Talent shortage - WAED Ventures


The global shift towards sustainability and associated focus on developing sustainable, innovative green solutions across various industries has placed a great emphasis on recruiting a specialized human capital resource pool to support ambitious national goals. While this presents numerous opportunities for those entrepreneurs with the knowhow, a shortage in local talent could hinder progress.

The Kingdom's strong targets to achieve net zero emissions by 2060, and Saudi Green Initiative, which lays out key objectives in order to reach these goals, provide a key framework, with one of the key areas of focus being to increase recycling. This is an area which requires significant development and investment not only in Saudi, but across the region.

The Public Investment Fund's Saudi Investment Recycling Company (SIRC) has announced a target of recycling 81 percent of municipal waste by 2035, with significant investment commitments to meet this target.
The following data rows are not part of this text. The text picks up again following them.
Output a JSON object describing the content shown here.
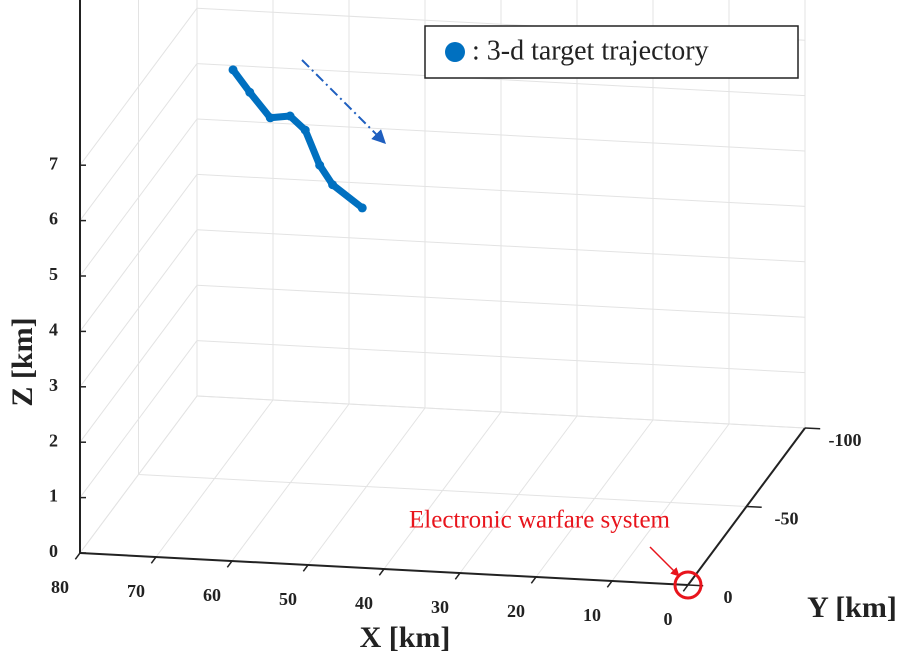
{
  "chart_data": {
    "type": "line3d",
    "series": [
      {
        "name": ": 3-d target trajectory",
        "color": "#0070c0",
        "x": [
          69.1,
          66.9,
          64.2,
          61.6,
          59.6,
          57.7,
          56.0,
          52.1
        ],
        "y": [
          -60,
          -60,
          -60,
          -60,
          -60,
          -60,
          -60,
          -60
        ],
        "z": [
          7.1,
          6.71,
          6.27,
          6.32,
          6.08,
          5.46,
          5.12,
          4.73
        ]
      }
    ],
    "xlabel": "X [km]",
    "ylabel": "Y [km]",
    "zlabel": "Z [km]",
    "xlim": [
      0,
      80
    ],
    "ylim": [
      -100,
      0
    ],
    "zlim": [
      0,
      10
    ],
    "xticks": [
      0,
      10,
      20,
      30,
      40,
      50,
      60,
      70,
      80
    ],
    "yticks": [
      -100,
      -50,
      0
    ],
    "zticks": [
      0,
      1,
      2,
      3,
      4,
      5,
      6,
      7
    ],
    "grid": true,
    "annotation": {
      "text": "Electronic warfare system",
      "color": "#e8141c",
      "x": 0,
      "y": 0,
      "z": 0
    }
  }
}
To achieve these goals, current waste management activities within the Kingdom require a sustainable and integrated approach, which establishes regulated and industry standard processes. This must be supported by strong private sector entities, opening the door for startups and presenting a critical need to attract and nurture specialized talent which will drive a change towards a circular economy.
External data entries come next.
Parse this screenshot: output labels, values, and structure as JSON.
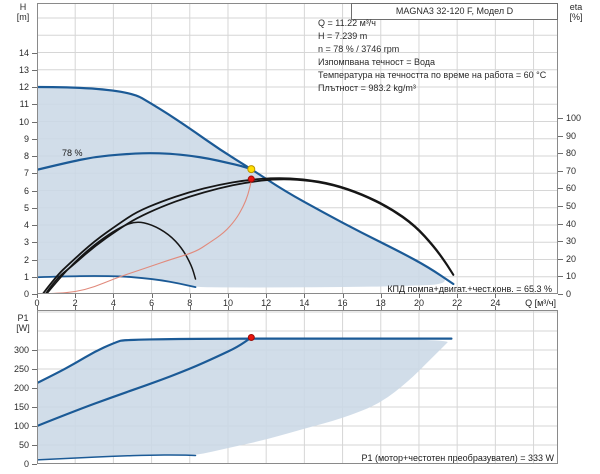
{
  "title_box": "MAGNA3 32-120 F, Модел D",
  "info_lines": [
    "Q = 11.22 м³/ч",
    "H = 7.239 m",
    "n = 78 % / 3746 rpm",
    "Изпомпвана течност = Вода",
    "Температура на течността по време на работа = 60 °C",
    "Плътност = 983.2 kg/m³"
  ],
  "axes": {
    "top_y_name": "H",
    "top_y_unit": "[m]",
    "right_y_name": "eta",
    "right_y_unit": "[%]",
    "bottom_y_name": "P1",
    "bottom_y_unit": "[W]",
    "x_unit": "Q [м³/ч]"
  },
  "annotations": {
    "speed_label": "78 %",
    "eff_label": "КПД помпа+двигат.+чест.конв. = 65.3 %",
    "power_label": "P1 (мотор+честотен преобразувател) = 333 W"
  },
  "colors": {
    "curve_blue": "#1b5a96",
    "envelope_fill": "#cbd8e6",
    "eta_black": "#161616",
    "control_red": "#e18a7c",
    "duty_yellow": "#ffdf00",
    "duty_red": "#e8140e",
    "grid": "#d6d6d6",
    "frame": "#8a8a8a"
  },
  "chart_data": [
    {
      "id": "hq",
      "type": "line",
      "title": "Pump head / efficiency vs flow",
      "xlabel": "Q [м³/ч]",
      "ylabel": "H [m]",
      "y2label": "eta [%]",
      "xlim": [
        0,
        27.28
      ],
      "ylim": [
        0,
        16.87
      ],
      "y2lim": [
        0,
        165.3
      ],
      "xgrid_step": 2,
      "ygrid_step": 1,
      "xticks": [
        0,
        2,
        4,
        6,
        8,
        10,
        12,
        14,
        16,
        18,
        20,
        22,
        24
      ],
      "yticks": [
        0,
        1,
        2,
        3,
        4,
        5,
        6,
        7,
        8,
        9,
        10,
        11,
        12,
        13,
        14
      ],
      "y2ticks": [
        0,
        10,
        20,
        30,
        40,
        50,
        60,
        70,
        80,
        90,
        100
      ],
      "duty_point": {
        "Q": 11.22,
        "H": 7.239,
        "n_percent": 78,
        "rpm": 3746,
        "eta_percent": 65.3
      },
      "fills": [
        {
          "name": "operating-envelope",
          "axis": "y",
          "opacity": 0.88,
          "points": [
            [
              0,
              12
            ],
            [
              4.5,
              12
            ],
            [
              6.5,
              10.7
            ],
            [
              8,
              9.6
            ],
            [
              9.6,
              8.35
            ],
            [
              11.22,
              7.24
            ],
            [
              13,
              5.95
            ],
            [
              15,
              4.72
            ],
            [
              17,
              3.55
            ],
            [
              19,
              2.45
            ],
            [
              20.5,
              1.55
            ],
            [
              21.8,
              0.58
            ],
            [
              19,
              0.45
            ],
            [
              16,
              0.4
            ],
            [
              13,
              0.38
            ],
            [
              10,
              0.38
            ],
            [
              8.3,
              0.4
            ],
            [
              7.4,
              0.62
            ],
            [
              6.5,
              0.8
            ],
            [
              5.5,
              0.93
            ],
            [
              4.5,
              1.02
            ],
            [
              3,
              1.05
            ],
            [
              1.5,
              1.02
            ],
            [
              0,
              0.97
            ]
          ]
        }
      ],
      "series": [
        {
          "name": "max-speed-curve",
          "axis": "y",
          "color": "curve_blue",
          "width": 2.2,
          "points": [
            [
              0,
              12
            ],
            [
              4.5,
              12
            ],
            [
              6.5,
              10.7
            ],
            [
              8,
              9.6
            ],
            [
              9.6,
              8.35
            ],
            [
              11.22,
              7.24
            ],
            [
              13,
              5.95
            ],
            [
              15,
              4.72
            ],
            [
              17,
              3.55
            ],
            [
              19,
              2.45
            ],
            [
              20.5,
              1.55
            ],
            [
              21.8,
              0.58
            ]
          ]
        },
        {
          "name": "speed-78-curve",
          "axis": "y",
          "color": "curve_blue",
          "width": 2.2,
          "points": [
            [
              0,
              7.2
            ],
            [
              1.5,
              7.6
            ],
            [
              3,
              7.95
            ],
            [
              4.5,
              8.1
            ],
            [
              5.8,
              8.18
            ],
            [
              7,
              8.13
            ],
            [
              8,
              8.02
            ],
            [
              9,
              7.85
            ],
            [
              10,
              7.6
            ],
            [
              10.7,
              7.42
            ],
            [
              11.22,
              7.24
            ]
          ]
        },
        {
          "name": "min-speed-curve",
          "axis": "y",
          "color": "curve_blue",
          "width": 1.8,
          "points": [
            [
              0,
              0.97
            ],
            [
              1.5,
              1.02
            ],
            [
              3,
              1.05
            ],
            [
              4.5,
              1.02
            ],
            [
              5.5,
              0.93
            ],
            [
              6.5,
              0.8
            ],
            [
              7.4,
              0.62
            ],
            [
              8.3,
              0.4
            ]
          ]
        },
        {
          "name": "eta-pump-curve",
          "axis": "y2",
          "color": "eta_black",
          "width": 1.8,
          "points": [
            [
              0.3,
              0
            ],
            [
              1,
              10
            ],
            [
              1.73,
              17.6
            ],
            [
              3,
              30
            ],
            [
              4.3,
              40
            ],
            [
              5.2,
              46.5
            ],
            [
              6.5,
              52.5
            ],
            [
              8,
              58
            ],
            [
              9.5,
              62
            ],
            [
              11,
              64.8
            ],
            [
              12.5,
              66
            ],
            [
              14,
              65.3
            ],
            [
              15.5,
              62.5
            ],
            [
              17,
              57
            ],
            [
              18.5,
              49
            ],
            [
              19.8,
              39
            ],
            [
              20.8,
              27
            ],
            [
              21.4,
              18
            ],
            [
              21.8,
              11
            ]
          ]
        },
        {
          "name": "eta-total-curve",
          "axis": "y2",
          "color": "eta_black",
          "width": 1.8,
          "points": [
            [
              0.45,
              0
            ],
            [
              1,
              8.5
            ],
            [
              1.73,
              15
            ],
            [
              3,
              27
            ],
            [
              4.3,
              37
            ],
            [
              5.2,
              43
            ],
            [
              6.5,
              49.5
            ],
            [
              8,
              55.5
            ],
            [
              9.5,
              60
            ],
            [
              11,
              63.5
            ],
            [
              12.5,
              65.3
            ],
            [
              14,
              64.8
            ],
            [
              15.5,
              62
            ],
            [
              17,
              56.5
            ],
            [
              18.5,
              48.5
            ],
            [
              19.8,
              38.5
            ],
            [
              20.8,
              26.5
            ],
            [
              21.4,
              17.5
            ],
            [
              21.8,
              10.8
            ]
          ]
        },
        {
          "name": "eta-min-speed-curve",
          "axis": "y2",
          "color": "eta_black",
          "width": 1.5,
          "points": [
            [
              0.5,
              0
            ],
            [
              1.5,
              13
            ],
            [
              2.5,
              23.5
            ],
            [
              3.5,
              32
            ],
            [
              4.45,
              38.5
            ],
            [
              5.2,
              41.3
            ],
            [
              6,
              39.5
            ],
            [
              6.9,
              34
            ],
            [
              7.6,
              26
            ],
            [
              8.1,
              16
            ],
            [
              8.3,
              8.5
            ]
          ]
        },
        {
          "name": "control-curve",
          "axis": "y",
          "color": "control_red",
          "width": 1.1,
          "points": [
            [
              0,
              0
            ],
            [
              1,
              0.03
            ],
            [
              2,
              0.12
            ],
            [
              3,
              0.4
            ],
            [
              4,
              0.87
            ],
            [
              5,
              1.25
            ],
            [
              6,
              1.62
            ],
            [
              7,
              2.0
            ],
            [
              8.3,
              2.44
            ],
            [
              9,
              2.95
            ],
            [
              9.8,
              3.55
            ],
            [
              10.4,
              4.3
            ],
            [
              10.8,
              5.06
            ],
            [
              11.05,
              5.75
            ],
            [
              11.22,
              6.55
            ]
          ]
        }
      ],
      "markers": [
        {
          "name": "duty-point",
          "x": 11.22,
          "y": 7.24,
          "axis": "y",
          "fill": "duty_yellow",
          "stroke": "#bb9400",
          "r": 3.5
        },
        {
          "name": "efficiency-point",
          "x": 11.22,
          "y": 65.3,
          "axis": "y2",
          "fill": "duty_red",
          "stroke": "#9e0d09",
          "r": 3
        }
      ]
    },
    {
      "id": "p1",
      "type": "line",
      "title": "Power input vs flow",
      "xlabel": "Q [м³/ч]",
      "ylabel": "P1 [W]",
      "xlim": [
        0,
        27.28
      ],
      "ylim": [
        0,
        405.3
      ],
      "xgrid_step": 2,
      "ygrid_step": 50,
      "xticks": [
        0,
        2,
        4,
        6,
        8,
        10,
        12,
        14,
        16,
        18,
        20,
        22,
        24
      ],
      "yticks": [
        0,
        50,
        100,
        150,
        200,
        250,
        300
      ],
      "duty_point": {
        "Q": 11.22,
        "P1_W": 333
      },
      "fills": [
        {
          "name": "power-envelope",
          "axis": "y",
          "opacity": 0.88,
          "points": [
            [
              0,
              213
            ],
            [
              1,
              238
            ],
            [
              2,
              265
            ],
            [
              3,
              295
            ],
            [
              4,
              318
            ],
            [
              4.7,
              330
            ],
            [
              21.7,
              330
            ],
            [
              21.3,
              310
            ],
            [
              20.5,
              270
            ],
            [
              19.5,
              220
            ],
            [
              18,
              160
            ],
            [
              16,
              120
            ],
            [
              14,
              93
            ],
            [
              12,
              64
            ],
            [
              10,
              42
            ],
            [
              8.3,
              22.5
            ],
            [
              7.3,
              24
            ],
            [
              6,
              23.5
            ],
            [
              4,
              20.5
            ],
            [
              2,
              16
            ],
            [
              0,
              11
            ]
          ]
        }
      ],
      "series": [
        {
          "name": "max-power-curve",
          "axis": "y",
          "color": "curve_blue",
          "width": 2.2,
          "points": [
            [
              0,
              213
            ],
            [
              1,
              238
            ],
            [
              2,
              265
            ],
            [
              3,
              295
            ],
            [
              4,
              318
            ],
            [
              4.7,
              330
            ],
            [
              21.7,
              330
            ]
          ]
        },
        {
          "name": "power-78-curve",
          "axis": "y",
          "color": "curve_blue",
          "width": 2.2,
          "points": [
            [
              0,
              100
            ],
            [
              2,
              140
            ],
            [
              4,
              177
            ],
            [
              6,
              212
            ],
            [
              8,
              250
            ],
            [
              9.5,
              284
            ],
            [
              10.5,
              308
            ],
            [
              11.22,
              333
            ]
          ]
        },
        {
          "name": "min-power-curve",
          "axis": "y",
          "color": "curve_blue",
          "width": 1.5,
          "points": [
            [
              0,
              11
            ],
            [
              2,
              16
            ],
            [
              4,
              20.5
            ],
            [
              6,
              23.5
            ],
            [
              7.3,
              24
            ],
            [
              8.3,
              22.5
            ]
          ]
        }
      ],
      "markers": [
        {
          "name": "duty-power-point",
          "x": 11.22,
          "y": 333,
          "axis": "y",
          "fill": "duty_red",
          "stroke": "#9e0d09",
          "r": 3
        }
      ]
    }
  ]
}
Speaking to startups in this sector, concerns have been raised around the recruitment of the required expertise and talent needed to support strategies and potential growth. While there are numerous examples of startups which have succeeded in this sector, such as Tadweer Food Recycling, Saudi Daz Electronic Waste Recycling Company, and Biofuels Limited Company, there is a dire need to increase education initiatives which instill the urgency and skills required to enable Saudi's green society opportunities. Not only will such an exercise encourage environmental business thinking from a young age, but also spread awareness and knowledge sharing across local communities and industries.

Until this scenario is realized, there is an opportunity for existing entrepreneurs to encourage one another by providing free seminars which aim to share knowledge and experience among the ecosystem and could support attracting talent to the sector.

Whichever course of action is taken, it is clear that there is a drastic need for the implementation of economically and technically viable, innovative, recycling solutions across the Kingdom. While the current scenario In Saudi Arabia is in the early stages, there is potential for a sustainable and integrated approach with implementation of waste segregation at source, waste recycling, and valuable material recovery. There have been developments within the Kingdom in the recycling field, with some strong waste management activities, but in order to meet the 2030 vision, encouraging people into relevant training fields needs to be encouraged so that the sector has a healthy talent pool to enable the establishment of support networks needed to achieve a circular economy.